Père Ubu is more than just the star of a few plays; he’s a character. The Hello Kitty of early absurdist theatre, say. There is an Ubu for all seasons, all circumstances, every purpose under heaven. And just as Ms. Kitty brings her…sweet…personality wherever she goes, so does Ubu.Jarry makes more Ubu available to us in the Almanachs du Père Ubu, which are, totally, almanacs. I mean they start out giving the times of high tides and the dates of elipses of the sun, the moon, and the Père Ubu. Lists of important holidays, like February 8, copulation day. Helpful instructions for turning bronze into gold by way of a salamander (nine salamanders, actually).

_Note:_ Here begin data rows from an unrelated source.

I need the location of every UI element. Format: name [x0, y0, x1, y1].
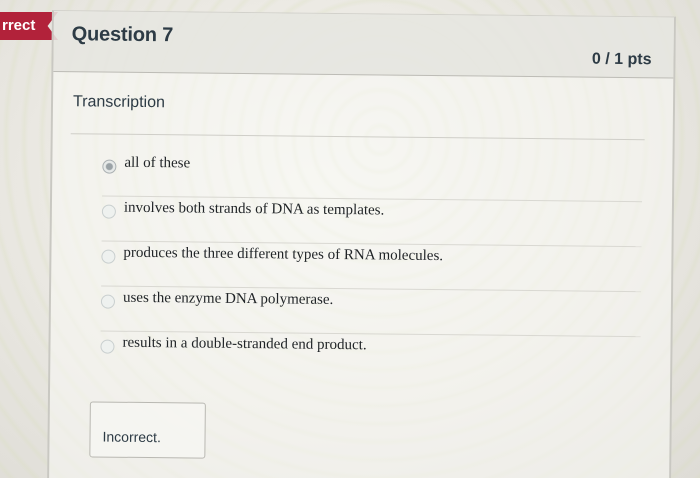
answer-option[interactable]: produces the three different types of RN… — [101, 241, 642, 293]
radio-unselected-icon[interactable] — [100, 339, 115, 354]
question-card: Question 7 0 / 1 pts Transcription all o… — [47, 10, 676, 478]
answer-option[interactable]: all of these — [102, 151, 643, 203]
question-header: Question 7 0 / 1 pts — [53, 11, 674, 79]
feedback-box: Incorrect. — [89, 401, 206, 459]
quiz-screen: rrect Question 7 0 / 1 pts Transcription… — [0, 0, 700, 478]
answer-label: involves both strands of DNA as template… — [123, 199, 385, 219]
radio-unselected-icon[interactable] — [101, 249, 116, 264]
radio-selected-icon[interactable] — [102, 159, 117, 174]
answer-label: all of these — [124, 154, 191, 172]
answer-label: results in a double-stranded end product… — [122, 334, 367, 354]
answer-label: produces the three different types of RN… — [123, 244, 444, 265]
answer-label: uses the enzyme DNA polymerase. — [122, 289, 334, 308]
answer-option[interactable]: involves both strands of DNA as template… — [101, 196, 643, 248]
radio-unselected-icon[interactable] — [100, 294, 116, 309]
feedback-text: Incorrect. — [102, 428, 161, 446]
incorrect-status-banner: rrect — [0, 12, 58, 40]
question-title: Question 7 — [71, 23, 174, 47]
question-prompt: Transcription — [72, 93, 166, 112]
answer-option[interactable]: uses the enzyme DNA polymerase. — [100, 286, 642, 338]
answer-option[interactable]: results in a double-stranded end product… — [100, 332, 640, 383]
answer-list: all of these involves both strands of DN… — [100, 151, 643, 383]
status-banner-label: rrect — [2, 17, 36, 34]
question-points: 0 / 1 pts — [591, 50, 652, 69]
radio-unselected-icon[interactable] — [101, 204, 116, 219]
question-divider — [70, 133, 645, 141]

There are also lots more sketches of Ubu, here holding an umbrella, there researching alchemy. And he makes his appearance in several short plays or skits. In “L’Ile du Diable,” he takes some Ubuesque shots at Catholicism (“il s’est confessé de son crime à notre Chanoine, il en a été absous, il n’est plus coupable, il ne l’a jamais commis”—“he confessed his crime to our canon, he was granted absolution, he is no longer guilty, he never committed it”*). He is interrogated, or at least interviewed, by his conscience on the event of the turn of the twentieth century. Here he is given a chance to explain himself—almost an Inside the Actor’s Studio for a crazed, obese marionette come to life. “Monsieur ma Conscience, nous n’avons jamais honte, d’abord, c’est un principe.”—”Sir Conscience, we are never ashamed, first of all, that’s on principle.” No kidding!
My consumption partner, smartypants that he is, thought to ask how the Jarry/Ubu timeline fit in with the Paris World’s Fair. I, of course, was so ignorant I didn’t realize quite how many expositions universelles Paris hosted in the latter half of the nineteenth century (five). The interview between Ubu and his conscience appears in the 1901 almanac, and one of the conscience’s questions is whether Ubu attended the one, presumably, the previous year. This gives him a chance to talk about art:
Tandis que le plus bel objet d’art se banalise dès qu’il est mis à la portée de plusieurs. Je n’ai pas regardé l’Exposition pour la même raison que je n’ai pas l’habitude de lire des manuels vulgarisateurs, vêtir ma gidouille sinon sur mesure, ni de prendre l’omnibus!
Just as the most beautiful work of art becomes common once it’s put within reach of the masses. I didn’t go to the Exposition for the same reason I am not in the habit of reading popularizations, clothing my strumpot off the rack, or taking the bus!
Ubu, is that you? Oh, it is you!
Also, Ubu on language—now this is really good. His conscience asks him whether he isn’t a fan of the latest spelling reform, what with his contrariness, especially in the verbal department:
Ceci est tout différent. Les bougres qui veulent changer l’orthographe ne savent pas et mois je sais. Ils bousculent toute la structure des mots et sous prétexte de simplification les estropient. Moi je les perfectionne et embellis à mon image et à ma ressemblance. J’écris phynance et oneille parce que je pronounce phynance et oneille et surtout pour bien marquer qu’il s’agit de phynance et d’oneilles, spéciales, personnelles, en quantité et qualité telles que personne n’en a, sinon moi; et si l’on n’est pas content, je me mettrai à rédiger nouneilles et pfuinance, et ceux qui réclameront encore ji lon fous à lon pôche!!!
That’s completely different. The guys that want to change the spelling don’t know, and I know. They’re knocking the whole structure of words about, and under the pretext of simplifying things, they’re mangling them. I perfect them and embellish them in my image, to look like me. I write phynance and near [meaning “ear”] because I say phynance and near and above all to show that I’m talking about special, personal phynance and nears, of just such a quantity and quality that only I have; and if people don’t like it, I’ll start writing nouears and pfynance, and anyone who still won’t shut up, I’ll stuffeminmypocket!!!
Rise talked about “construct[ing] an edifice of references in the texts and work[ing] from there to create [an] enchained reality.” The almanacs can only follow from that reality, and their complete reliance on the edifice of Ubuesque references—“his neologisms and set of references (e.g., the pschitt-prefix, his uniquely named weapons, his Palcontents) that he constantly used throughout his fantastical adventures”—is what makes them great, at least from a fan’s perspective. Ubu will not be confined to Poland, or France, or a Turkish galley! His strumpot is larger than the earth, and it sprawls to encompass every last piece of trivia imaginable.
*Sorry, folks, translations all mine this post.